Schwerpunkt
Naturheilpraxis 05/2020

ADHS und Lernschwierigkeiten

Behandlung über Kranium und HWS

Jonas, ein elfjähriger Schüler, rief selbst in der Praxis an und verlangte dringend einen Behandlungstermin. "Was gibt’s denn so Eiliges? Tut Dir etwas weh?" "Nö, Herr Doktor, aber Sie wissen schon: Ich lass mir lieber eine halbe Stunde den Kopf krabbeln, als jeden Tag eine Stunde länger für die Hausaufgaben zu brauchen. Jetzt ist es wieder so weit." Der junge Pragmatiker erhielt seinen Notfalltermin. Eine wesentliche Mitursache von Konzentrationsstörungen und deren Behandlung steht im Zentrum dieses Beitrags: Propriozeptions- und Konzentrationsstörungen durch kraniomandibuläre Belastungen.

Ein Beitrag von Dr. med. Klaus G. Weber
Lesezeit: ca. 8 Minuten

Angesichts der rasanten Zunahme der Diagnose Aufmerksamkeitsdefizit- und Hyperaktivitäts-Störung, ADS bzw. ADHS, stellt sich die Frage, ob so viele Kinder und Jugendliche tatsächlich krank sind. Kann es sein, dass in manchen Regionen wirklich jedes vierte Kind Psychopharmaka nehmen muss, um die entsprechende Symptomatik zu bekämpfen?

In ihrer Streitschrift „Warum ADHS keine Krankheit ist“ stellt Amrei Wittwer (1) die Frage, ob Kinder, die den Erwartungen nicht entsprechen und störend auffallen, zu schnell medikamentös behandelt werden. Wer karrierekonforme „Teflonklone“ erwartet, wird viele Kinder als krank oder störend wahrnehmen, die eigentlich nur eine ausgeprägte Individualität aufweisen. Nicht nur naturheilkundliche Behandler sollten einige Faktoren bedenken, die dazu führen können, dass Kinder und Jugendliche konzentrationsgemindert und hyperkinetisch erscheinen.

Ernährungsdefizite

Zucker und raffinierte Mehle in Weißbrot, süßen Stückchen, Pasta, Ketchup etc. verringern phasenweise durch schwankende Zucker- und Insulinspiegel die Konzentrations- und Belastungsfähigkeit. Weitreichende Veränderungen in Tierversuchen (2) sind ähnlich bei Menschen zu erwarten.

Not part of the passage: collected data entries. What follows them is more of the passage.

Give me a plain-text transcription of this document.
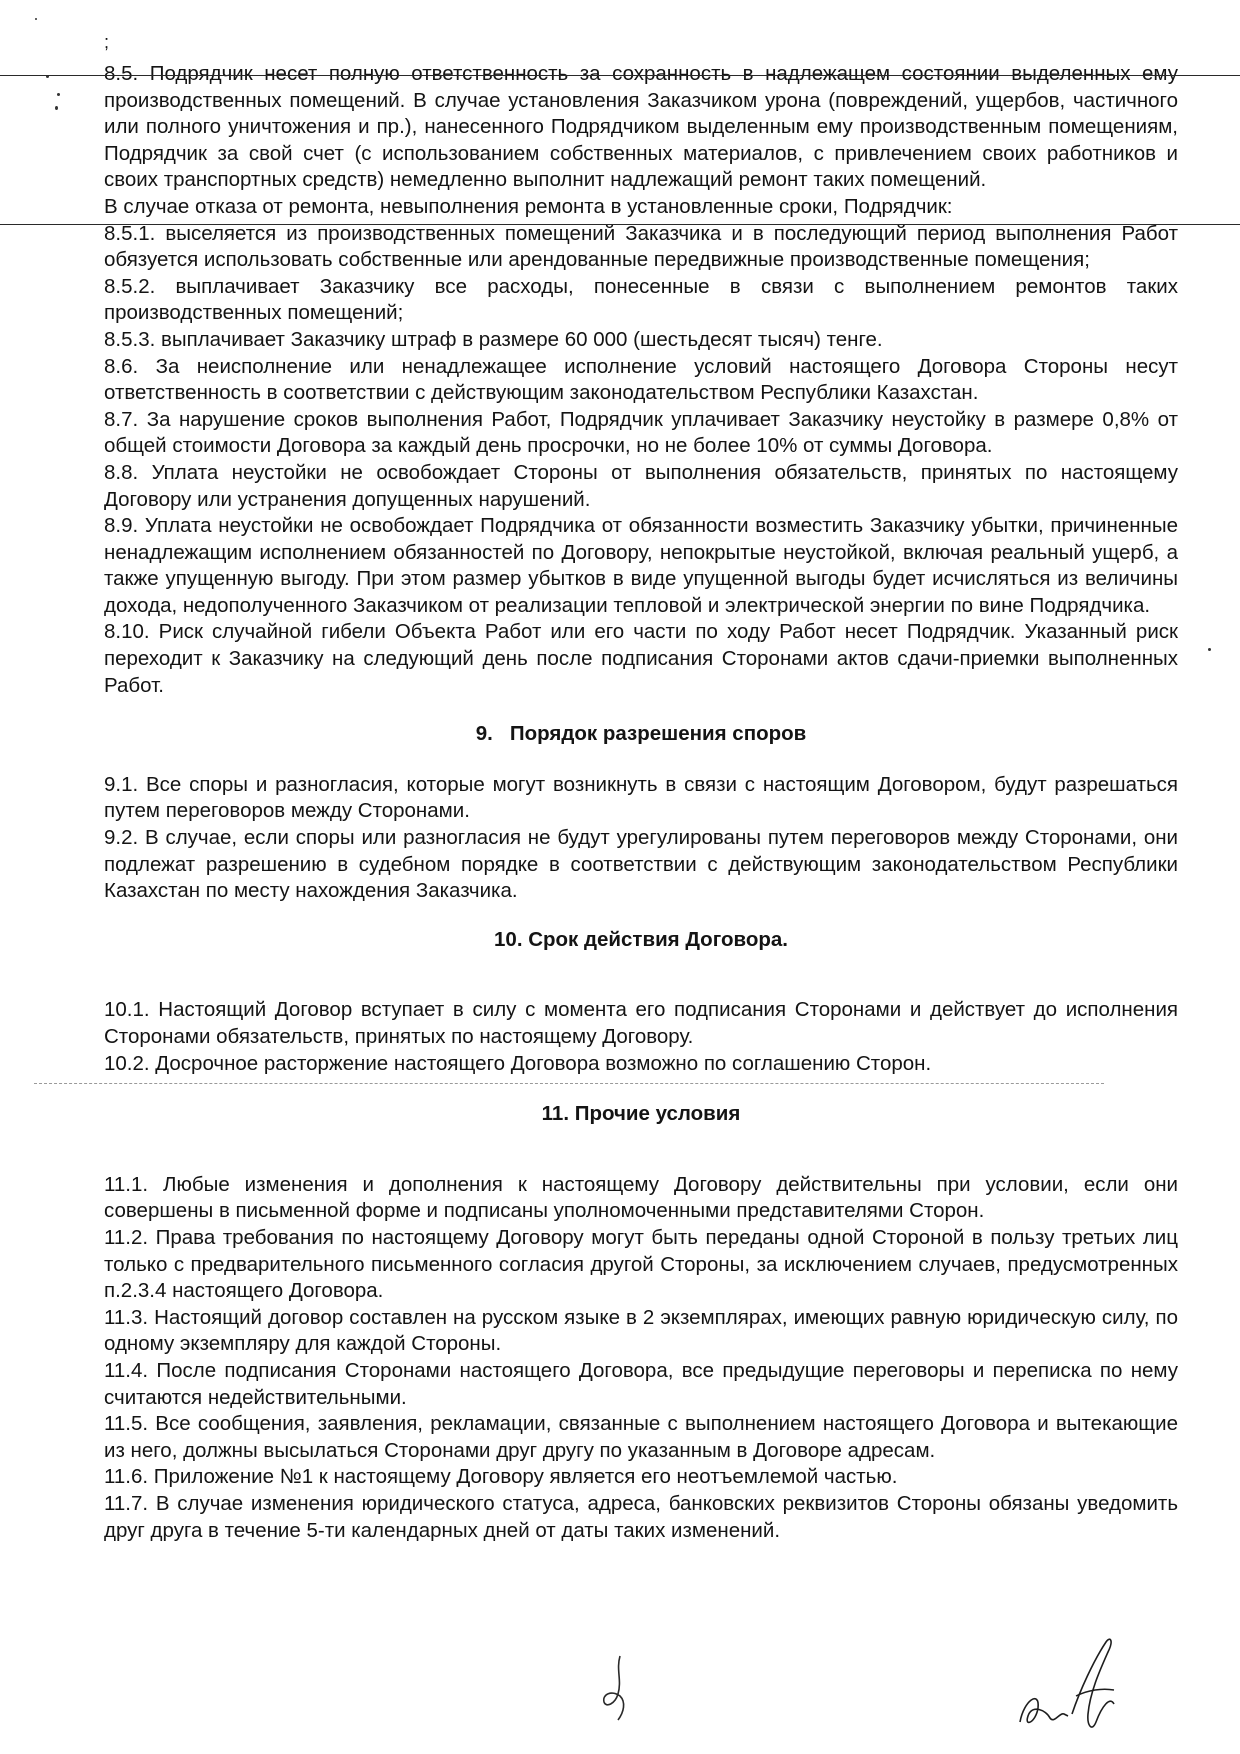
;

8.5. Подрядчик несет полную ответственность за сохранность в надлежащем состоянии выделенных ему производственных помещений. В случае установления Заказчиком урона (повреждений, ущербов, частичного или полного уничтожения и пр.), нанесенного Подрядчиком выделенным ему производственным помещениям, Подрядчик за свой счет (с использованием собственных материалов, с привлечением своих работников и своих транспортных средств) немедленно выполнит надлежащий ремонт таких помещений.

В случае отказа от ремонта, невыполнения ремонта в установленные сроки, Подрядчик:

8.5.1. выселяется из производственных помещений Заказчика и в последующий период выполнения Работ обязуется использовать собственные или арендованные передвижные производственные помещения;

8.5.2. выплачивает Заказчику все расходы, понесенные в связи с выполнением ремонтов таких производственных помещений;

8.5.3. выплачивает Заказчику штраф в размере 60 000 (шестьдесят тысяч) тенге.

8.6. За неисполнение или ненадлежащее исполнение условий настоящего Договора Стороны несут ответственность в соответствии с действующим законодательством Республики Казахстан.

8.7. За нарушение сроков выполнения Работ, Подрядчик уплачивает Заказчику неустойку в размере 0,8% от общей стоимости Договора за каждый день просрочки, но не более 10% от суммы Договора.

8.8. Уплата неустойки не освобождает Стороны от выполнения обязательств, принятых по настоящему Договору или устранения допущенных нарушений.

8.9. Уплата неустойки не освобождает Подрядчика от обязанности возместить Заказчику убытки, причиненные ненадлежащим исполнением обязанностей по Договору, непокрытые неустойкой, включая реальный ущерб, а также упущенную выгоду. При этом размер убытков в виде упущенной выгоды будет исчисляться из величины дохода, недополученного Заказчиком от реализации тепловой и электрической энергии по вине Подрядчика.

8.10. Риск случайной гибели Объекта Работ или его части по ходу Работ несет Подрядчик. Указанный риск переходит к Заказчику на следующий день после подписания Сторонами актов сдачи-приемки выполненных Работ.

9.   Порядок разрешения споров

9.1. Все споры и разногласия, которые могут возникнуть в связи с настоящим Договором, будут разрешаться путем переговоров между Сторонами.

9.2. В случае, если споры или разногласия не будут урегулированы путем переговоров между Сторонами, они подлежат разрешению в судебном порядке в соответствии с действующим законодательством Республики Казахстан по месту нахождения Заказчика.

10. Срок действия Договора.

10.1. Настоящий Договор вступает в силу с момента его подписания Сторонами и действует до исполнения Сторонами обязательств, принятых по настоящему Договору.

10.2. Досрочное расторжение настоящего Договора возможно по соглашению Сторон.

11. Прочие условия

11.1. Любые изменения и дополнения к настоящему Договору действительны при условии, если они совершены в письменной форме и подписаны уполномоченными представителями Сторон.

11.2. Права требования по настоящему Договору могут быть переданы одной Стороной в пользу третьих лиц только с предварительного письменного согласия другой Стороны, за исключением случаев, предусмотренных п.2.3.4 настоящего Договора.

11.3. Настоящий договор составлен на русском языке в 2 экземплярах, имеющих равную юридическую силу, по одному экземпляру для каждой Стороны.

11.4. После подписания Сторонами настоящего Договора, все предыдущие переговоры и переписка по нему считаются недействительными.

11.5. Все сообщения, заявления, рекламации, связанные с выполнением настоящего Договора и вытекающие из него, должны высылаться Сторонами друг другу по указанным в Договоре адресам.

11.6. Приложение №1 к настоящему Договору является его неотъемлемой частью.

11.7. В случае изменения юридического статуса, адреса, банковских реквизитов Стороны обязаны уведомить друг друга в течение 5-ти календарных дней от даты таких изменений.
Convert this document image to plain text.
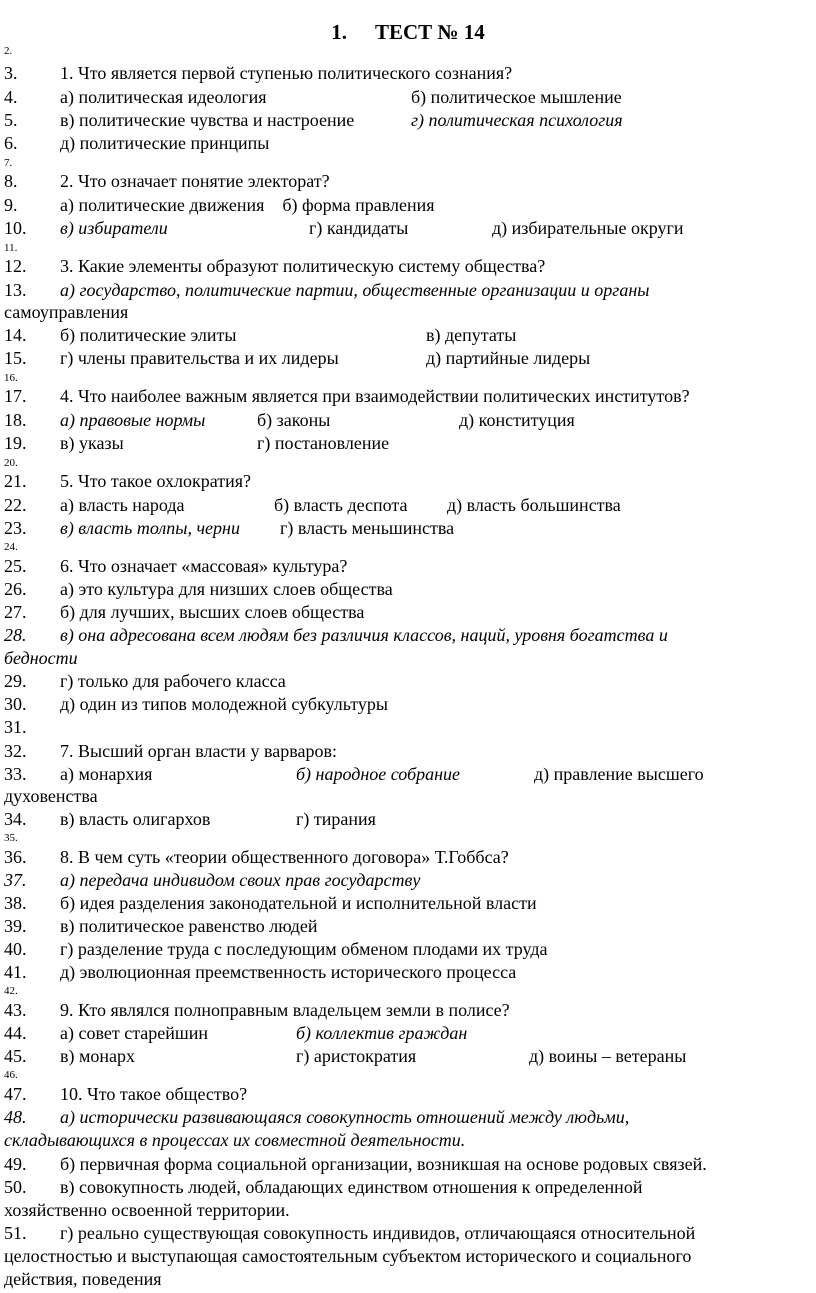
1. ТЕСТ № 14
2.
3. 1. Что является первой ступенью политического сознания?
4. а) политическая идеология	б) политическое мышление
5. в) политические чувства и настроение	г) политическая психология
6. д) политические принципы
7.
8. 2. Что означает понятие электорат?
9. а) политические движения    б) форма правления
10. в) избиратели	г) кандидаты	д) избирательные округи
11.
12. 3. Какие элементы образуют политическую систему общества?
13. а) государство, политические партии, общественные организации и органы
самоуправления
14. б) политические элиты	в) депутаты
15. г) члены правительства и их лидеры	д) партийные лидеры
16.
17. 4. Что наиболее важным является при взаимодействии политических институтов?
18. а) правовые нормы	б) законы	д) конституция
19. в) указы	г) постановление
20.
21. 5. Что такое охлократия?
22. а) власть народа	б) власть деспота д) власть большинства
23. в) власть толпы, черни г) власть меньшинства
24.
25. 6. Что означает «массовая» культура?
26. а) это культура для низших слоев общества
27. б) для лучших, высших слоев общества
28. в) она адресована всем людям без различия классов, наций, уровня богатства и
бедности
29. г) только для рабочего класса
30. д) один из типов молодежной субкультуры
31.
32. 7. Высший орган власти у варваров:
33. а) монархия	б) народное собрание	д) правление высшего
духовенства
34. в) власть олигархов	г) тирания
35.
36. 8. В чем суть «теории общественного договора» Т.Гоббса?
37. а) передача индивидом своих прав государству
38. б) идея разделения законодательной и исполнительной власти
39. в) политическое равенство людей
40. г) разделение труда с последующим обменом плодами их труда
41. д) эволюционная преемственность исторического процесса
42.
43. 9. Кто являлся полноправным владельцем земли в полисе?
44. а) совет старейшин	б) коллектив граждан
45. в) монарх	г) аристократия	д) воины – ветераны
46.
47. 10. Что такое общество?
48. а) исторически развивающаяся совокупность отношений между людьми,
складывающихся в процессах их совместной деятельности.
49. б) первичная форма социальной организации, возникшая на основе родовых связей.
50. в) совокупность людей, обладающих единством отношения к определенной
хозяйственно освоенной территории.
51. г) реально существующая совокупность индивидов, отличающаяся относительной
целостностью и выступающая самостоятельным субъектом исторического и социального
действия, поведения
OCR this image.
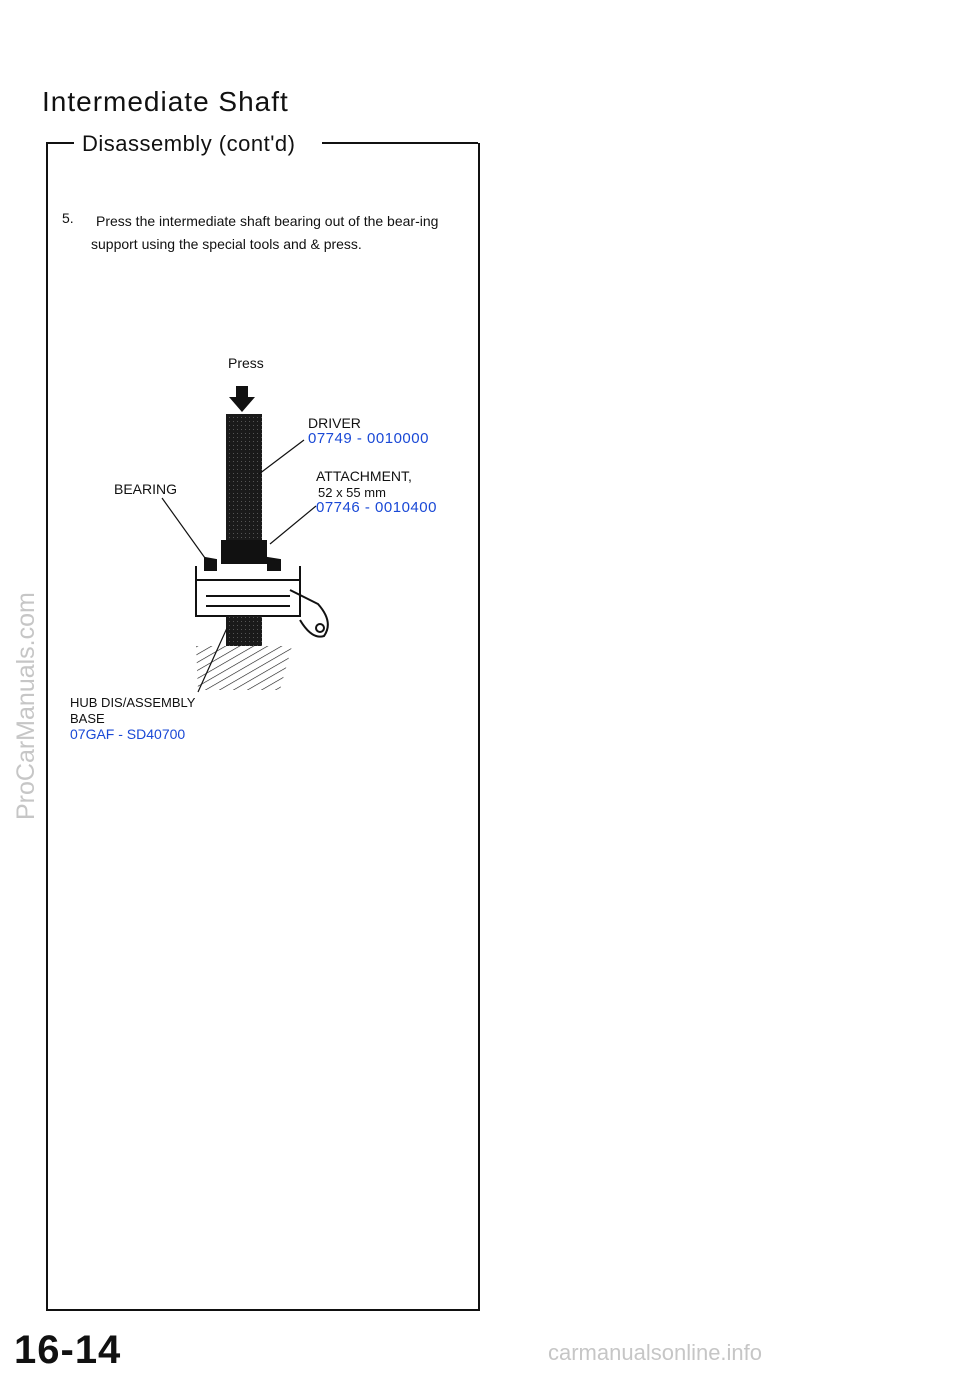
Intermediate Shaft
Disassembly (cont'd)
5.	Press the intermediate shaft bearing out of the bear-ing support using the special tools and & press.
Press
DRIVER
07749 - 0010000
ATTACHMENT,
52 x 55 mm
07746 - 0010400
BEARING
HUB DIS/ASSEMBLY
BASE
07GAF - SD40700
ProCarManuals.com
16-14	carmanualsonline.info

Koffein (Cola-Getränke) und Nahrungszusatzstoffe wie Süßstoffe (z. B. Aspartam in Cola light), Farbstoffe (z. B. in Gummibärchen), Konservierungsstoffe wie Natriumbenzoat in industriell verarbeiteten Nahrungsmitteln und mikrokristalline Zellulose (z. B. in Zahnpasta) können Erregungszustände bahnen. Mangel an Vitaminen und Mikronährstoffen wie Magnesium reduziert die Stressbelastbarkeit und erhöht die Erregungsbereitschaft (3). Spritzmittel wie Organophosphate (heute meist verboten) und Pyrethroide erhöhen das Risiko für ADHS. Vor allem bei Jungen gab es einen Zuwachs um 300 % (4, 5). Bereits eine relative Laktose- und Glutenintoleranz kann die Leistungsbreite einschränken. Fehlverdauung und Alterationen im Mikrobiom sind weitere Risikofaktoren. Unverträgliche Rohkost führt zur Bildung von (Fusel-)Alkoholen. Das beeinträchtigt ebenso wie die Eiweißverfaulung im Darm die Gehirnleistung. Frisch zubereitete Nahrung, gewürzt mit entsprechenden Kräutern, beugt diesem Problem vor. Da es nicht die eine gesunde Ernährung für jeden gibt, gilt es die individuellen Bedürfnisse so gut wie möglich zu ergründen. Probiotika können die Verstoffwechselung der Nahrung fördern, stabilisieren und damit biochemischen Belastungen des ZNS vorbeugen.